Keywords: SOC dynamics; FT-IR spectroscopy; Sulphur transformation; Soil enzymes

In India, maize ranks third among the major cereal crops after wheat and rice, accounting for around 10% of the country's total food grain production. In accordance with the[1] (agricoop.nic), maize is grown on 10.04 million hectares in India, yielding 33.62 million tons of production with an average productivity of 3349 kg ha−1. In Tamil Nadu, 2.81 million tonnes of maize were produced on 0.40 million hectares of area, with an average productivity of 7008 kg ha−1. In India, only 35% of the maize is used directly as human food; the remaining 65% is used in industry and as poultry feed[2].
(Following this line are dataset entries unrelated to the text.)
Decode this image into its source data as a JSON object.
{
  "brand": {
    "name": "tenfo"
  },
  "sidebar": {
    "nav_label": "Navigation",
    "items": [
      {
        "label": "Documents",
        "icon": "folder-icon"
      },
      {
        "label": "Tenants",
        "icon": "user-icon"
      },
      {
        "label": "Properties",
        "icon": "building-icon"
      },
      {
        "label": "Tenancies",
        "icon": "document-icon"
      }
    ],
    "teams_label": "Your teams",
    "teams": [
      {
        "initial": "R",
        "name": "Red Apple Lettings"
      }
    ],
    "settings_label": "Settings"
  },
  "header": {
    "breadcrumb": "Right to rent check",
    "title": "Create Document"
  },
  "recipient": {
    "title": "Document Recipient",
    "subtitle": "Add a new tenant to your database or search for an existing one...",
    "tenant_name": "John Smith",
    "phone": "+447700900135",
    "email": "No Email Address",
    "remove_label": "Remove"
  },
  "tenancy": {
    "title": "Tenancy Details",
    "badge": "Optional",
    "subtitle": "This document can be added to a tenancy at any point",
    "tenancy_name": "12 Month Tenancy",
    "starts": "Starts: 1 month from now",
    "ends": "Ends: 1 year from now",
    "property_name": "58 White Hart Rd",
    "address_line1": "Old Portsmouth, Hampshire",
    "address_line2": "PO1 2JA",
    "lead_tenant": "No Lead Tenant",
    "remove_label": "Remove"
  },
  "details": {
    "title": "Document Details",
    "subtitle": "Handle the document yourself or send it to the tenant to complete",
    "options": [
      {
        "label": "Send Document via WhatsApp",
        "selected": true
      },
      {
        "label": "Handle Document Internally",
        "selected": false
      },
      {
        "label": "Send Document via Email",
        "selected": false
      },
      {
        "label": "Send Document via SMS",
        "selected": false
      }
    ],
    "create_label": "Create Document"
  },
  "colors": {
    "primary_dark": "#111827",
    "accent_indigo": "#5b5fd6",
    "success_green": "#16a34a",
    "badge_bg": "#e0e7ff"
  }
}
After the primary minerals found in soil, such as N, P, and K, sulphur (S) is the fourth essential component for crop productivity. The synthesis of proteins, lipids, vitamins, and taste compound (methanethiol—odour of garlic, methional—boiled potato, and methanethiol—cooked cabbage) in plants depend on sulphur[3]. Among the amino acids that are utilized to make proteins are methionine (21% S), cysteine (26% S), and cystine (27% S). Because of its function and significance in enhancing crop productivity[4], S nutrition currently gets more attention in Indian agriculture.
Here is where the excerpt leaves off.